EGGSHELL GARDEN STARTERS
BY MELISSA SPELTS A couple years ago, when snow was still on the ground, I couldn’t stop dreaming of the day I could start my garden. I longed to be outdoors and to have the sun on my face. A long winter will do that to you and as I am writing this in February and it is still snowing, I am feeling it again. Having a garden can be so rewarding. Going out and picking fruit and veggies as you need them for your meals is the best feeling. I am not perfect at gardening but being in Utah you don’t have to be. Everything seems to grow here with little effort, I know from trying to garden in Las Vegas that it isn’t so easy everywhere. I decided to save us some money by starting my garden from seeds indoors. It was so fun watching my seeds change daily into a plant you would find in the gardening section of the supermarket. I felt so proud of my efforts.
Ryan was sweet and a week before Mother’s day bought and prepped new soil for my garden. We checked the weather and it looked like it would be blue skies through Mother’s Day. Even though experienced gardeners would have said wait until after Mother’s Day, I felt we were safe. Unfortunately, a couple days after planting our garden, it snowed and the wind howled. I lost some of my garden but still managed to reap a good harvest. Seriously Utah, you ROCK!
What You’ll Need:
Egg Shells split in half (as close as you can)
Perks to using eggshells as your base…
• Eggshells are pretty much free if you eat eggs like my family
• They are full of calcium which is great for your seeds
• They are super easy to plant because the shell can go into the ground with your plant.
I called the state agriculture department to ask about proper timing and Helen Muntz gave me some great ideas.
• Try out vegetable varieties that aren’t always available as transplants.

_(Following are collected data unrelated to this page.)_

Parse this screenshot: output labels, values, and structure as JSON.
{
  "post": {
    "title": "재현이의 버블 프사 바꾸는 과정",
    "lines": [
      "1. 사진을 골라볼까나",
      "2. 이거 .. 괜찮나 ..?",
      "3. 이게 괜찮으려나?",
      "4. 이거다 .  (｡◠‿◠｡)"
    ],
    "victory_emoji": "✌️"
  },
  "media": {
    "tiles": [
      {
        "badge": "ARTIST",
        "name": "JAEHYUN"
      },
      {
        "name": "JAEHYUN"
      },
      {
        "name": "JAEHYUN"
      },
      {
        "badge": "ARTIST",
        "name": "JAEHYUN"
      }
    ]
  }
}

Look for the characteristics that works best for you, such as size, flavor, and use. Helen’s favorite tomato for example is called Super Sauce. It produces tomatoes the size of your hand, the fruit is meaty and very flavorful.
• If you aren’t sure where to start, you can check out the USU Extension publication called “Recommended Vegetable Varieties for Northern Utah.”
• Call the Utah State Horticulture if you have questions. They were super helpful to me. 801-399-8200
Garden Starts 101
FIRST: Plants seeds in each egg shell with planting soil. Label each one.
NEXT: Give them plenty of warm sunshine and water and watch them grow!
PLANT! Your starts are ready to continue growing outside. Plant directly into soil, no need to remove eggshells. Follow recommendations on seed packet of how far to space.
Utah weather can be tricky in the spring. Try and plant after the last frost. If needed you can cover your seedlings wth a blanket for bad weather.